Citation Numbers: 156 Fla. 507, 23 So. 2d 619
Filed Date: 10/30/1945
Status: Precedential
Modified Date: 10/19/2024
October 29, 1945
Honorable Millard F. Caldwell
Governor of Florida
Tallahassee, Florida
Dear Governor:
Your letter of the 19th inst., addressed to the Chief Justice and Justices of the Supreme Court of Florida, has been received and given due consideration by the Justices. Your letter very succinctly states the factual background and the
“Gentlemen:
“Section 12 of Article IV of the Constitution is as follows:
“ ‘The Governor, Secretary of State, Comptroller, Attorney General and Commissioner of Agriculture, or a major part of them, of whom the Governor shall be one, may, upon such conditions and with such limitations and restrictions as they may- deem proper, . . . commute punishment ... in all cases except treason and impeachment subject to such regulations as may be prescribed by law relative to the manner of applying for pardons.’ (Inapplicable provisions deleted).
“On November 20, 1940, the Pardon Board, the name by which the officials mentioned in Section 12 of Article IV, supra, are known and referred to when acting thereunder, commuted to life imprisonment the death sentence which during the preceding year had been imposed upon one Robert Brooks, alias Robert Anderson, alias Frank Anderson, the order of commutation, omitting the convict’s name, being as follows:
“ ‘That the above sentence as imposed upon the said ...................., be and the same is hereby commuted to life imprisonment in the State Prison with the understanding that if the said .................... should ever escape, or attempt to escape from the State Prison, or be connected with any mutiny or riot, that this commutation of sentence stands revoked.’
“During the current year the named convict, while serving the commutated sentence, escaped from the State Prison, but has been re-captured and is now confined in that institution.

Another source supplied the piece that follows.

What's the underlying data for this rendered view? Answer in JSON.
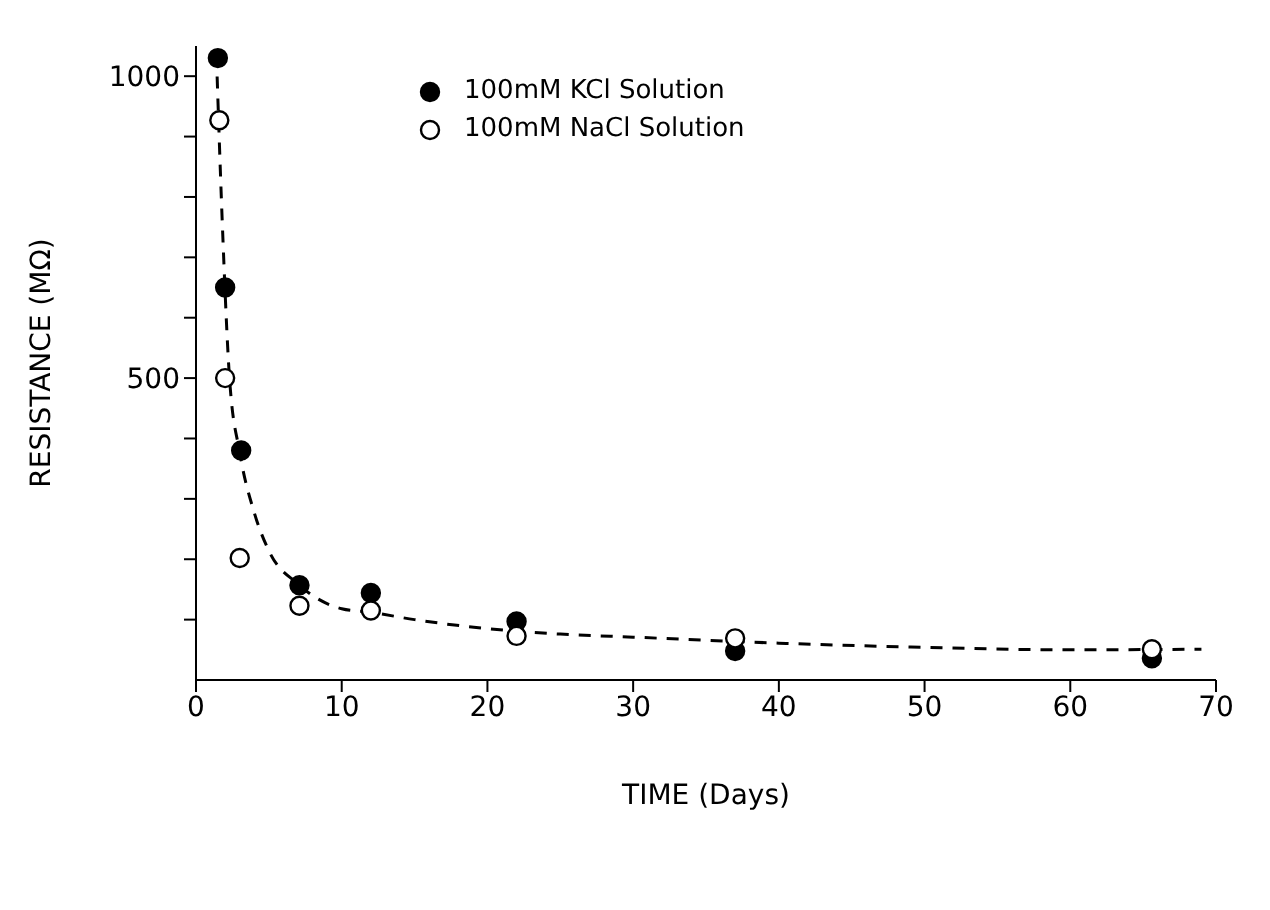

“Aware of the provisions of Section 6 of Article IV of the Constitution, ‘The Governor shall take care that the laws be faithfully executed,’ but in doubt as to the course I should follow under the circumstances above related, I now request your written opinion as to whether or not:
“1. In the performance of the duty imposed upon me by Section 6 of Article IV, supra, it is my duty to determine the fact of the convict’s escape and that such fact constitutes a*509 breach of the conditions of the commutation, or whether the duty is that of the Pardon Board.
“2. Whether or not the determination of the fact of escape and its effect as a breach of the conditions of the commutation, whether the determination be by me or the Pardon Board, restores to full force and effect the original death sentence imposed upon the convict, and
“3. If the answer to the next foregoing question is in the affirmative, whether or not, in the observance of my duty as imposed by Section 6 of Article IV, supra, I should now take such course as may be necessary to fully execute the sentence originally imposed upon the named convict; in the absence of any further commutation.”
In answer to yoúr first question, we are of the opinion that it is the duty of the State Board of Pardons who granted the conditional commutation of sentence, to determine whether or not the convict did escape, and whether such escape was effectuated under such circumstances as constituted a breach of the conditions of-the commutation.
In answer to your second question, it is our opinion that should the Board of Pardons determine the fact of escape and that it constituted a breach of one of the conditions of the commutation of sentence, which the Board had granted to the convict, it would be within the power and discretion of the Board to record such determination in its minutes and to declare that such breach of condition restored to full force and effect the original death sentence imposed upon the convict; but we are also of the opinion that it is within the power and discretion of the Board to waive this breach of condition of the commutation and leave the original commutation of the death sentence to life imprisonment in full force and effect. Our view is that the constitutional power of the Pardon Board to commute sentences upon conditions implies the power to waive breach of such conditions, or any one of them, if, under all the facts pertiment to such breach, the Board is of the opinion that under such facts the breach of conditions should be waived and the original commutation allowed to stand.
Of course our reference to the Pardon Board or Board of Pardons as it is sometimes called, has reference to the special body created by Section 12 of Article IV of our Constitution.
Considerable light is thrown upon the questions above discussed by the opinions and decisions of this Court in Stone v. Burch, 114 Fla. 460, 154 So. 128; Wallace v. Chapman, 130 Fla. 67, 177 So. 228 and State v. Horne, 52 Fla. 125, 42 So. 388.
Respectfully,
ROY H. CHAPMAN
Chief Justice of the Supreme Court of Florida.
GLENN TERRELL
ARMSTEAD BROWN
RIVERS BUFORD
ELWYN THOMAS -
ALTO ADAMS
H. L. SEBRING '
Justices of the Supreme Court of Florida.